Miscellaneous
UN speaks about blockade, underlines Nepal’s right to free transit
UN Secretary-General Ban Ki-moon has expressed concerns over the obstruction of essential supplies on the Nepal-India border.UN Secretary-General Ban Ki-moon has expressed concerns over the obstruction of essential supplies on the Nepal-India border.
In response to questions about the situation in Nepal during a regular press briefing in New York on Tuesday, Stéphane Dujarric, spokesman for UN Secretary-General Ban, said, “The Secretary-General underlines Nepal’s right of free transit, as a landlocked nation as well as for humanitarian reasons.”
“The Secretary-General calls on all sides to lift the obstructions without further delay,” Dujarric quoted Secretary-General Ban as saying, in the first ever statement from the United Nations on obstruction of essential supplies through Nepal-India border following the promulgation of the constitution on September 20.

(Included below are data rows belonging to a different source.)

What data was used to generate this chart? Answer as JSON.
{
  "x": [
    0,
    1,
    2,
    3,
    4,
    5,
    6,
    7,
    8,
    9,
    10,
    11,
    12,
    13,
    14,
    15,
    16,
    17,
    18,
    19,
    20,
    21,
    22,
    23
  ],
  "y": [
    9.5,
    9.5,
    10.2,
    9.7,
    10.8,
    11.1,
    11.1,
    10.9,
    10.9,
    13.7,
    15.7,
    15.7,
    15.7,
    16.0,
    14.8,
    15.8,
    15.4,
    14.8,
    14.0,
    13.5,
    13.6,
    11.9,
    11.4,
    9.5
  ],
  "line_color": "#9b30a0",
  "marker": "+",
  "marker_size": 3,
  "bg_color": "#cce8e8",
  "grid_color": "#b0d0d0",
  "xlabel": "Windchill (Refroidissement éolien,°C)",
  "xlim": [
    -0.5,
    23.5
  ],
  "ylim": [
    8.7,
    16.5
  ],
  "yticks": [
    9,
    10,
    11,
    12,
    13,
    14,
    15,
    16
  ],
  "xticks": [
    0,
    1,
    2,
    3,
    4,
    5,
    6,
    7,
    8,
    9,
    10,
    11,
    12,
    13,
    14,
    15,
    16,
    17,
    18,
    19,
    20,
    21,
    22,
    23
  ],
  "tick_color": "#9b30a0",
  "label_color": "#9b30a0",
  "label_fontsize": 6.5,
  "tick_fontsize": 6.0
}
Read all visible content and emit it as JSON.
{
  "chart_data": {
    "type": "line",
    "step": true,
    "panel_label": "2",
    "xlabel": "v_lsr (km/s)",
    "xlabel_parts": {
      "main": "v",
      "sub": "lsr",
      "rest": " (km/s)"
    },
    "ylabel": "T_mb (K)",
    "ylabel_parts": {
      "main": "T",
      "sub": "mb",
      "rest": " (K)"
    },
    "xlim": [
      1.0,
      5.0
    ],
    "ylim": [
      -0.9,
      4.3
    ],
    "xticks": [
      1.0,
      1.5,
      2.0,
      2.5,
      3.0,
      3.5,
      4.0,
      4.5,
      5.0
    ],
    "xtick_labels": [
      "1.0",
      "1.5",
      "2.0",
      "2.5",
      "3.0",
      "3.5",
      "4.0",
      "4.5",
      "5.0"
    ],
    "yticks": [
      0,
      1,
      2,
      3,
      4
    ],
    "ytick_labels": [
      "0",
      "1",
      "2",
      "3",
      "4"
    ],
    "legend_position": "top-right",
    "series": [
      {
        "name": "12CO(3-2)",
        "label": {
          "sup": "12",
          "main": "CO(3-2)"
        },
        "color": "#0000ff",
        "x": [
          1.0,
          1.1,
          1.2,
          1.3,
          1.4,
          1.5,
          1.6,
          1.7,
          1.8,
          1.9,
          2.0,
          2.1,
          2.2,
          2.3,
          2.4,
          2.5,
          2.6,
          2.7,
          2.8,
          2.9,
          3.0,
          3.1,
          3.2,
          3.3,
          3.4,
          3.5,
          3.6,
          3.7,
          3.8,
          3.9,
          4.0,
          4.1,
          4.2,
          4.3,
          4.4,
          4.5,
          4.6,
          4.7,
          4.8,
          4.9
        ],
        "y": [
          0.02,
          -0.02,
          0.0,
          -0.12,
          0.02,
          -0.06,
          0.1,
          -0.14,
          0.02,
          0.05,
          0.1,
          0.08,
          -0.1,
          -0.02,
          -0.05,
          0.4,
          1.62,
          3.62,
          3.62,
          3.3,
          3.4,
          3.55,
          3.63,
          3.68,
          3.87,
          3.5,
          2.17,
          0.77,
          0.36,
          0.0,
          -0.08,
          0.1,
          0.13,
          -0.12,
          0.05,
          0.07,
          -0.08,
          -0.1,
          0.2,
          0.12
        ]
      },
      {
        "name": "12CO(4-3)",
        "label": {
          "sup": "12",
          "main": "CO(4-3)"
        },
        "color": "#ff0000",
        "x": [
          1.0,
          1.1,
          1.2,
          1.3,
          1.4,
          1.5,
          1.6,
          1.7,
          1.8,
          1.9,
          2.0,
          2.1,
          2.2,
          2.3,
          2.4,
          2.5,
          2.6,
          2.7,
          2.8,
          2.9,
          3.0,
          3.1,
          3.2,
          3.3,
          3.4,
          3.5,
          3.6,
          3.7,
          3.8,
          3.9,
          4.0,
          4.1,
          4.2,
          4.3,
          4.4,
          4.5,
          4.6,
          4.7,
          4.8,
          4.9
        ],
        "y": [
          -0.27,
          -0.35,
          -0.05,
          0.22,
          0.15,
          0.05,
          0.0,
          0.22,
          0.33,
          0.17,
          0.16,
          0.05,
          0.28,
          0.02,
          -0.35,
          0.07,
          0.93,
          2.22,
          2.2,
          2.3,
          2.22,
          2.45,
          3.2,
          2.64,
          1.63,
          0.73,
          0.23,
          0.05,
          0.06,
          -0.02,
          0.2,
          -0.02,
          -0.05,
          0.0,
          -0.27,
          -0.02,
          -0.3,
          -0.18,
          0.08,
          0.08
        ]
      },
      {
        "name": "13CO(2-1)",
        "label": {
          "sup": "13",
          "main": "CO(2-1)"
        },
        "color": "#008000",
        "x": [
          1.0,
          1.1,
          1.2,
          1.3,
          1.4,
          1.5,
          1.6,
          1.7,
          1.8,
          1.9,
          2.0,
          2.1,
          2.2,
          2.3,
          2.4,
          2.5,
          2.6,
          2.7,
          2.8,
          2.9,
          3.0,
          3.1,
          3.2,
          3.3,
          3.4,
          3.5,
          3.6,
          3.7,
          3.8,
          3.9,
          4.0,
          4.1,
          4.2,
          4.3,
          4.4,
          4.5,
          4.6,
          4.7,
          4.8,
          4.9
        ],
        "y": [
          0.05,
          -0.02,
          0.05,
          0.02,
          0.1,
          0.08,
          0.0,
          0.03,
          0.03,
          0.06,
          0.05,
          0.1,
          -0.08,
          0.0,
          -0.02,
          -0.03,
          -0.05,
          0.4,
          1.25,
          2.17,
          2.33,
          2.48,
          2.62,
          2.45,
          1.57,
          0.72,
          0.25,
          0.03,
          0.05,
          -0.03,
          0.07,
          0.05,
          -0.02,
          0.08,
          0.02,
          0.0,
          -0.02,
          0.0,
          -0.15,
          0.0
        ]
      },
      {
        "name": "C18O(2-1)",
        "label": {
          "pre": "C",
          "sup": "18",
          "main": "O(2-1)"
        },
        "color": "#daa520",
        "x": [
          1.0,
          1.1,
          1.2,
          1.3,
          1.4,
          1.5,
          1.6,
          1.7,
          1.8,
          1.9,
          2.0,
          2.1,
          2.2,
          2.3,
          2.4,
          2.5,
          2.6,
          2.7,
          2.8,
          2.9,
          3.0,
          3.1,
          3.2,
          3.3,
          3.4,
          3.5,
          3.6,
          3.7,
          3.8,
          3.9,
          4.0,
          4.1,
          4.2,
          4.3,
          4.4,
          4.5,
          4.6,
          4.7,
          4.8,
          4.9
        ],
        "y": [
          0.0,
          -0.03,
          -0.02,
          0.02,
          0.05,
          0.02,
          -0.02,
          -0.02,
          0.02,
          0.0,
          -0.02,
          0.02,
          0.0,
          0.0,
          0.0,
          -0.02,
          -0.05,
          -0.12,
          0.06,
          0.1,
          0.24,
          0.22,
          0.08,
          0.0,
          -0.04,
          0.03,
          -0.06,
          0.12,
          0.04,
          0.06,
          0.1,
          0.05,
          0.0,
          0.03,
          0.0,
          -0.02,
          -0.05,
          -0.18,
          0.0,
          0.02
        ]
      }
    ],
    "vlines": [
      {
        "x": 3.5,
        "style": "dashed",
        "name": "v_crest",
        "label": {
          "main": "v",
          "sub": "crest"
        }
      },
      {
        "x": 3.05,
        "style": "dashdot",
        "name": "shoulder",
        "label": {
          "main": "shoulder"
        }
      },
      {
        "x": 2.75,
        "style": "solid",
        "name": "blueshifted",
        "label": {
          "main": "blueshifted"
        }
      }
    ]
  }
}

Obstruction of supplies through Nepal-India border due to protests in the Tarai region and blockade imposed by India for the last few weeks, Nepal has been going through acute crisis of fuel, medicines and other essentials, with a humanitarian crisis looming large over the country.
“Acute shortages in fuel supplies continue to impede planned deliveries to earthquake-affected villages in Nepal,” said Dujarric, adding that: “Humanitarian organisations urgently require fuel to maintain operations and deliver food, warm clothing and shelter materials to high altitude areas that will soon be cut off by harsh winter conditions.”
Government’s failure to set up the National Reconstruction Authority has resulted in delayed construction works, forcing hundreds of thousands of people who lost their houses in the April earthquake to live in the open for the past seven months.